Ponto de Vista

Como escolher um ministério

O presidente Lula não tem como construir um ministério homogêneo. O PT não dispõe de maioria absoluta no Congresso nem na opinião pública. Não lhe foi possível antes nem lhe será possível agora

Roosewelt Pinheiro/ABr

Walfrido Mares Guia (PTB) e Marta Suplicy (PT), dois dos novos ministros do governo Lula

Há duas formas de construir um ministério. A primeira delas é a homogeneidade partidária e ideológica. A segunda é a heterogeneidade, com a convocação de homens de posições diferentes, quando não divergentes. Um ministério homogêneo é mais ágil, mas não significa que seja mais eficiente. O que ganha no tempo das decisões, perde na criatividade dos projetos ou na imprudência, quando é ousado. Nos sistemas parlamentaristas, nos quais a composição do gabinete corresponde, quase geometricamente, aos partidos da coalizão majoritária, as divergências são inevitáveis e fazem parte da rotina, além de ganhar na moderação.

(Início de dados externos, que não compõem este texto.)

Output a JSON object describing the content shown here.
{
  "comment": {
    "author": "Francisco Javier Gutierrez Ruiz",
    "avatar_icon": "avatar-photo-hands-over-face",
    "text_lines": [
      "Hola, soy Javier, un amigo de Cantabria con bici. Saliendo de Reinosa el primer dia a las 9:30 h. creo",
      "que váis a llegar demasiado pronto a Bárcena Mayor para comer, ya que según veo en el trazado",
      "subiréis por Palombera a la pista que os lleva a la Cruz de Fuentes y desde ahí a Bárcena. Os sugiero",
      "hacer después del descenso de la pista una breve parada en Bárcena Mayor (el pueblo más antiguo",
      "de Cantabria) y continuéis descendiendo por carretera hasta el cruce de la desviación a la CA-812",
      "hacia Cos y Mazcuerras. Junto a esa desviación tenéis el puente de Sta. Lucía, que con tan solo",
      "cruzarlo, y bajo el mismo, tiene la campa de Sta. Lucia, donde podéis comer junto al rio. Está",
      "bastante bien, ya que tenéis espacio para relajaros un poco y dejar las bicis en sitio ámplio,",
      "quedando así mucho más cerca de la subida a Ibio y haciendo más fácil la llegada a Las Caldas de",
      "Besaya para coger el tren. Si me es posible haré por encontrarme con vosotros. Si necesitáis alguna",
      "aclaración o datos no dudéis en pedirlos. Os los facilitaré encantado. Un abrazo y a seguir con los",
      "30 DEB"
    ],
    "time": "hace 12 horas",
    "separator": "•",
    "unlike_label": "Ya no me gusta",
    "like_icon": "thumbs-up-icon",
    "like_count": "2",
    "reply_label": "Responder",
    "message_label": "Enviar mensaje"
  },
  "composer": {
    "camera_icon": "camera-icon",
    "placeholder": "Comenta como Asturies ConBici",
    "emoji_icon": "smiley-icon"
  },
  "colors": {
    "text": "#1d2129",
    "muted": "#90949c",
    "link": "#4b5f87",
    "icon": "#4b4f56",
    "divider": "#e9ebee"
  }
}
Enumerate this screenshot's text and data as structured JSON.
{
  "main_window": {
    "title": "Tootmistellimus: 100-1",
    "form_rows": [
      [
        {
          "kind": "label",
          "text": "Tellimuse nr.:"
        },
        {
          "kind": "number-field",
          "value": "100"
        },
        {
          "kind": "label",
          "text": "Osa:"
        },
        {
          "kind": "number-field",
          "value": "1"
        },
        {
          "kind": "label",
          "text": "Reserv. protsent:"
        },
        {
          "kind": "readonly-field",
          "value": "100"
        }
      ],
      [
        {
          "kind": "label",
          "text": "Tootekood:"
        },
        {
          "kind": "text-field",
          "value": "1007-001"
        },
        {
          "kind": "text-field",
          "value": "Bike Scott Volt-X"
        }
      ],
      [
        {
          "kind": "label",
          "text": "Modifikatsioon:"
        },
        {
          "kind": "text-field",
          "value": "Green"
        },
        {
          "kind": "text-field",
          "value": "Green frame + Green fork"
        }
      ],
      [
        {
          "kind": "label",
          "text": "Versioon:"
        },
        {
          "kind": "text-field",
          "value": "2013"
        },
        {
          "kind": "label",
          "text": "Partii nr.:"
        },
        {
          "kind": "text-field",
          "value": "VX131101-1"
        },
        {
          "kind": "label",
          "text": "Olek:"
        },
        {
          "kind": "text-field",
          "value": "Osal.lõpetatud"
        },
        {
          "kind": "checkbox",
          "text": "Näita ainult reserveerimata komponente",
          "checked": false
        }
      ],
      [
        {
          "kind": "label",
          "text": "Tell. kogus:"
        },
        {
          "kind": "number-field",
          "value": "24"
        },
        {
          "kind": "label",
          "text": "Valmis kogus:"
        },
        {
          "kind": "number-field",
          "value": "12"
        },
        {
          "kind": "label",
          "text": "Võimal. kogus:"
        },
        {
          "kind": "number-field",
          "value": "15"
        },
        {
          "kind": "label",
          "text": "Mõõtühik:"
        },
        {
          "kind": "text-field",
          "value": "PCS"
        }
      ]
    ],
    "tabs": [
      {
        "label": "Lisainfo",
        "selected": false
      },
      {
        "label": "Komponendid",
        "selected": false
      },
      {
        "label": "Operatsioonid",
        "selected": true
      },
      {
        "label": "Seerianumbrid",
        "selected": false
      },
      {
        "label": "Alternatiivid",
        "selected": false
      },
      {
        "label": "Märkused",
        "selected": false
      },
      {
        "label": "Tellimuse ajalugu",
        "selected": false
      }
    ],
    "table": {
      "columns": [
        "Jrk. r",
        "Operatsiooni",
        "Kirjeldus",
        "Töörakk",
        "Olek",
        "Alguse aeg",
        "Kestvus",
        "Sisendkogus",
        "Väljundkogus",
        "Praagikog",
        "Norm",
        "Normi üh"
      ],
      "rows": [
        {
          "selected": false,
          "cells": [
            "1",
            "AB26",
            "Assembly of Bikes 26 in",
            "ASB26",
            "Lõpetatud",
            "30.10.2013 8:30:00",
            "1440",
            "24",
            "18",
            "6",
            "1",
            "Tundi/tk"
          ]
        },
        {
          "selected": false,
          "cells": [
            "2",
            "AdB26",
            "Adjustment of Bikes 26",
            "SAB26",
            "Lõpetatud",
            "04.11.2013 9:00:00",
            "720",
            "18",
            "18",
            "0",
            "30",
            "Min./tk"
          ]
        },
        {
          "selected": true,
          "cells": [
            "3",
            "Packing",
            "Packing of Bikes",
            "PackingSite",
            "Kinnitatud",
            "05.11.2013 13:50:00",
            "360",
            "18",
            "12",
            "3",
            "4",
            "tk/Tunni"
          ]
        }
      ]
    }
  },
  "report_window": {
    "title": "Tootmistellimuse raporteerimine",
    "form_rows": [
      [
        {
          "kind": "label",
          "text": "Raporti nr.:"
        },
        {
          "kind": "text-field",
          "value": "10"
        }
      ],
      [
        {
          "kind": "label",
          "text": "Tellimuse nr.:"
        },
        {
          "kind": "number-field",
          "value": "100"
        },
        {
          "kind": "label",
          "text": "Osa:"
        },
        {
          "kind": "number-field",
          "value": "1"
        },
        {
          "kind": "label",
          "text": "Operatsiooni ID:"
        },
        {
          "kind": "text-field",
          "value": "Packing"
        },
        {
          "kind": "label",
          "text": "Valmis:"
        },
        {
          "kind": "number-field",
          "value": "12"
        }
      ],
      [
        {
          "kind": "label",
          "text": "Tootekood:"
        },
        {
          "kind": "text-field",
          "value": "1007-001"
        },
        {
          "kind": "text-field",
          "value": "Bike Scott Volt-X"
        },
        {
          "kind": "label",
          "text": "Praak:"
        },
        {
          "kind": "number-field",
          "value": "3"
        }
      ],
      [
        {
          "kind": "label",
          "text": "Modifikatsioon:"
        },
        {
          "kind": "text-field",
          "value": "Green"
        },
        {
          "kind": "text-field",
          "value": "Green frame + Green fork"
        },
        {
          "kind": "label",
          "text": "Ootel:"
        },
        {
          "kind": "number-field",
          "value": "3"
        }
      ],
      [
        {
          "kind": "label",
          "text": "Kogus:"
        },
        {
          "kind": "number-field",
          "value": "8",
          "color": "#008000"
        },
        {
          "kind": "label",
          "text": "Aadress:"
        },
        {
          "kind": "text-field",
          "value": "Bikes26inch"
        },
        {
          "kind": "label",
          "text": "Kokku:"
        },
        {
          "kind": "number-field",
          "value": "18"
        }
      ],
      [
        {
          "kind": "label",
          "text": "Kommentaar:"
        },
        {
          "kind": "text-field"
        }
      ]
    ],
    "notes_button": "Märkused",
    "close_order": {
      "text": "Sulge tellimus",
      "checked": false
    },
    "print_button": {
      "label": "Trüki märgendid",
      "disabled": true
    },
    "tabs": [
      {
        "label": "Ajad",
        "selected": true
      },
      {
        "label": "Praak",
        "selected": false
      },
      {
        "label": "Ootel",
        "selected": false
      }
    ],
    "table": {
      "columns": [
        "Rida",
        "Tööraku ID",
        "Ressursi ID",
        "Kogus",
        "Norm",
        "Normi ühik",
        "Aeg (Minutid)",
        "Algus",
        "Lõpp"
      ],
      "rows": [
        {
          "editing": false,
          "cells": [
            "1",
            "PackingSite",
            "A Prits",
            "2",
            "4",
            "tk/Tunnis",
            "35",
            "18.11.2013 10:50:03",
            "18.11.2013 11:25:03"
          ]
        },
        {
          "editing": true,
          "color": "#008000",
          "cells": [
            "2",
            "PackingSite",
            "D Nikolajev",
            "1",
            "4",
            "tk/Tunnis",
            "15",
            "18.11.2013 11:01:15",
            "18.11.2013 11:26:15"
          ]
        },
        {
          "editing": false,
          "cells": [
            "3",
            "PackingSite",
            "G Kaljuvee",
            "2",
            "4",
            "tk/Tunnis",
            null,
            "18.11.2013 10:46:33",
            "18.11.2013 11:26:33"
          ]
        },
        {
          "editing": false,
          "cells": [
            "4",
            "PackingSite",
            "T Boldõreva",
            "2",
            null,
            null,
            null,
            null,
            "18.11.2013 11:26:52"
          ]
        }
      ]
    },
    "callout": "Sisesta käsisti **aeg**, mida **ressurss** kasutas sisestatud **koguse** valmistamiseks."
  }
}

Por mais inclinados que eles estejam, para a direita ou para a esquerda, os desencontros forçam o equilíbrio, na busca do centro. Muitas vezes – é o que ocorre hoje na Alemanha – os dois partidos majoritários se reúnem em grandes coalizões. Quando isso se dá, o governo perde a velocidade, mas assegura a estabilidade política e, com ela, o desempenho da economia.

Nos sistemas mistos, em que se acomodam os modelos presidencialistas e parlamentaristas (como na França e em Portugal), nos quais o chefe de Estado conserva alguns dos poderes do presidencialismo puro, podem surgir divergências entre o presidente e o primeiro-ministro, os dois entes de soberania, como se diz em Lisboa. A convivência entre as duas personalidades cimeiras do Estado tem o nome de coabitação, sugerido pela situação em que marido e mulher não se dão, mas continuam vivendo sob o mesmo teto, a fim de cuidar da família.

Não é fácil o entendimento, mas, exatamente por isso, cuidam, tanto o chefe de governo quanto o chefe de Estado, de seguir religiosamente os dispositivos constitucionais que lhes fixam os limites. E, se a convivência se torna impossível, prevalece a chefia do Estado, com a dissolução do Parlamento, a nomeação de um gabinete de intervalo e a convocação de novas eleições.

O presidente Lula não tem como construir um ministério homogêneo. O PT não dispõe de maioria absoluta no Congresso nem na opinião pública. Não lhe foi possível antes nem lhe será possível agora. Em tese, o presidente poderia nomear o ministério apenas com especialistas ou com personalidades conhecidas por sua idoneidade moral. Nada, na Constituição, o obriga a buscar auxiliares nas bancadas do Congresso. Mas, dentro da má tradição do presidencialismo brasileiro, cerceado pelo vício de origem, os ministros são impostos pelas bancadas legislativas, ao contrário dos Estados Unidos, onde deputados e senadores estão proibidos de exercer cargos executivos.

Não lhe coube inventar o sistema, que compromete a natureza moral e política da República. Ele existe desde a queda da monarquia, porque o novo regime não ousou romper de todo com o parlamentarismo do Império. A República nasceu sistema presidencialista hemiplégico. A fim de manter a estabilidade da administração – o que poucas vezes ocorreu –, os presidentes negociam a divisão do poder com as oligarquias nacionais, representadas no Congresso.

Lula aprendeu, com a dura realidade do governo, que o presidente da República é um executivo das forças políticas nacionais, e não seu reitor. Seria muito melhor que ele negociasse com o Parlamento como poder, e não com os partidos e suas bancadas. Haveria, nesse caso, a coabitação natural entre poderes republicanos, e não a situação de hoje, na qual o número de votos parlamentares é relacionado aos orçamentos dos ministérios reivindicados. Sendo assim, a nomeação de ministros de ilibada conduta e reconhecida competência profissional, sem o aval partidário (como no caso do médico Temporão), só vem sendo possível graças à tenaz habilidade negociadora do trabalhador que chegou ao Planalto.